Em um mundo ideal, nascemos e crescemos orientados a perseguir nossos desejos de foro mais íntimo, a sermos quem de fato queremos ser. A sermos quem fomos destinados a ser. Mas, transformamo-nos, na maioria esmagadora dos casos, nesse amontoado de gente que reclama diariamente da própria vida. É que não somos criados socialmente para sermos, mas sim para desempenharmos. Todo o amontoado de bagagem cultural, sociológica, acadêmica que absorvermos tem como objetivo principal aniquilar quem somos para que possamos produzir. Eu gostava de escrever e atuar, mas jamais considerei seriamente ser ator e dramaturgo. Virei advogado. Eu era bom com pessoas e, ao invés de criar um projeto pessoal para falar com essas pessoas, convenci-me de que poderia ser um bom vendedor.
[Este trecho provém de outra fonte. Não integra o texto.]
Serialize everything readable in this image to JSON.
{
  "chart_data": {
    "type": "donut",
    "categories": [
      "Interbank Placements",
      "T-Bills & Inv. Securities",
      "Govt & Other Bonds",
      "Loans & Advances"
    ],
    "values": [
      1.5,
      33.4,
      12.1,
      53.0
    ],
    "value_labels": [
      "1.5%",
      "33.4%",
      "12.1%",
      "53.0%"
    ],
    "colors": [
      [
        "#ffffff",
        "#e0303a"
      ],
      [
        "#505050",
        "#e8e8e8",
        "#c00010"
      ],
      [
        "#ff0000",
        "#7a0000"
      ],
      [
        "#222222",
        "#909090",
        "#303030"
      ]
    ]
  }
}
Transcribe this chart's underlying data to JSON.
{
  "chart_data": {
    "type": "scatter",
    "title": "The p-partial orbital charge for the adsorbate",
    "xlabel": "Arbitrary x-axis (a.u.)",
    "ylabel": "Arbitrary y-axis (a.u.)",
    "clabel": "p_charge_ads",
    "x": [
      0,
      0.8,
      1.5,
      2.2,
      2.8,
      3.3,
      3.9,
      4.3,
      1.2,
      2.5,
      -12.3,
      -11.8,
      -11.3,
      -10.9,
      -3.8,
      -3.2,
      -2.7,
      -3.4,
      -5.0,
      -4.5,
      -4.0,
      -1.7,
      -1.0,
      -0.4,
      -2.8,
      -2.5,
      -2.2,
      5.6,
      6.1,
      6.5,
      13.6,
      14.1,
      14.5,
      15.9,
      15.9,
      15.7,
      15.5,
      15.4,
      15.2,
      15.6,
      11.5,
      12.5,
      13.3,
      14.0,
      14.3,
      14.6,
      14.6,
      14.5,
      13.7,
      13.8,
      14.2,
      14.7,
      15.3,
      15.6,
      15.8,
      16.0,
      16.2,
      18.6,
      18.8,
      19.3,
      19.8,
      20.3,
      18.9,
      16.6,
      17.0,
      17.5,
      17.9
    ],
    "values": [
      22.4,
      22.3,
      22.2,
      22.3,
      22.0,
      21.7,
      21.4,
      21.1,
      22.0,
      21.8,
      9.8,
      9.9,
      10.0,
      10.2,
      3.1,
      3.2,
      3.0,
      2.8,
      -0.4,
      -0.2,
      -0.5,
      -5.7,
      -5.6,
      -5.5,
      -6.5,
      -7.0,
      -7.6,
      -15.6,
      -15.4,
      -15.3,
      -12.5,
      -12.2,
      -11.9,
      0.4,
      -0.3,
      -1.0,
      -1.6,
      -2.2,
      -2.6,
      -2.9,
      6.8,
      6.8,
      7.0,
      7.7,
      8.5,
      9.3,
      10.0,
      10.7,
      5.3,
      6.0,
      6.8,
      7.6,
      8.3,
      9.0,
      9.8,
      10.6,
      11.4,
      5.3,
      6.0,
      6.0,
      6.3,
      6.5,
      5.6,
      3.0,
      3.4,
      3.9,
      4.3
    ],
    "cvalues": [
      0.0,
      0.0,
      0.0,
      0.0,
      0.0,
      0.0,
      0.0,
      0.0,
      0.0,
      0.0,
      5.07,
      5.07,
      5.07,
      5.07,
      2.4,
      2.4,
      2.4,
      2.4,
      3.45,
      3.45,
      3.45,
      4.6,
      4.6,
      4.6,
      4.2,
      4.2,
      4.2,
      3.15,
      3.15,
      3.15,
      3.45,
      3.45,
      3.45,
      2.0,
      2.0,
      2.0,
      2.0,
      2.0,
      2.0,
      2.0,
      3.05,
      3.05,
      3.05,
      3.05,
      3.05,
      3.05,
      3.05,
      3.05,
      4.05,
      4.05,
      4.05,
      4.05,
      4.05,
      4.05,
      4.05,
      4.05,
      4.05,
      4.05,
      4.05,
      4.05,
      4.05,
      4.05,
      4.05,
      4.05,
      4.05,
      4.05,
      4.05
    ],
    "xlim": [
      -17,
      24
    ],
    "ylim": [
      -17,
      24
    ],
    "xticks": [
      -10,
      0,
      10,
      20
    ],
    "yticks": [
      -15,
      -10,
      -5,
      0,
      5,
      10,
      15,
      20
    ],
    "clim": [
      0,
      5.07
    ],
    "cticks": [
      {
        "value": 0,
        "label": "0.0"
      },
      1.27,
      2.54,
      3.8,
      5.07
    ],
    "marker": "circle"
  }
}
Esse período que fica entre nosso nascimento e nossa morte foi propositalmente roubado de nós. Nosso tempo está hoje nas mãos de interesses tão maiores do que nós e que nunca, de forma nenhuma, nos favorece – a não ser, é claro, pelas migalhas diárias de saldo bancário positivo, consumismo despretensioso, entretenimento superficial. Teríamos uma chance de saber para onde nossas águas correriam não tivessem elas sido canalizadas desde tão cedo. Mas não sabemos. Não sabemos que pedras queremos esculpir, a que amontoado de águas queremos nos juntar e, pior, não sabemos onde derramar nossas cachoeiras. Nossas? Eu tive que viajar e olhar nos olhos da Natureza para perceber que a maior fonte de todas as minhas reclamações descendia de um único motivo: eu não estava sendo fiel a quem eu era.
Perceba, eu ainda não sei quem quero ser e estou bem longe de ser o que eu realmente sou, mas em alguma parte de mim, eu comecei a ser corajoso e decidi tentar viver a vida de acordo com meus próprios termos. Coisa que já tem se provado muito difícil, mas que me presenteia como uma sensação nada menos do que libertadora. Eu decidi ser como a Chapada. Eu decidi tentar um esforço para encontrar a minha vocação e, em última análise, meu lugar no mundo. Pois fica muito mais fácil de sentar e apertar os cintos para uma viagem tão longa quanto a vida quando você está no assento correto, que encaixa perfeitamente suas costas e não te causa dores muito grandes ao longo da estrada.
E eu sei que esse texto parece ter saído de um grande e tedioso livro de auto-ajuda, mas eu realmente não me importo se hoje vão gostar do que escrevi ou se terei muitos likes na minha página do Facebook. Eu decidi que não iria escrever para vocês. Esse era o texto que eu queria escrever. Era o texto que eu precisava escrever. Para mim. E mais ninguém.
Tá bom, mentira. Chapada, esse é para você: muito obrigado.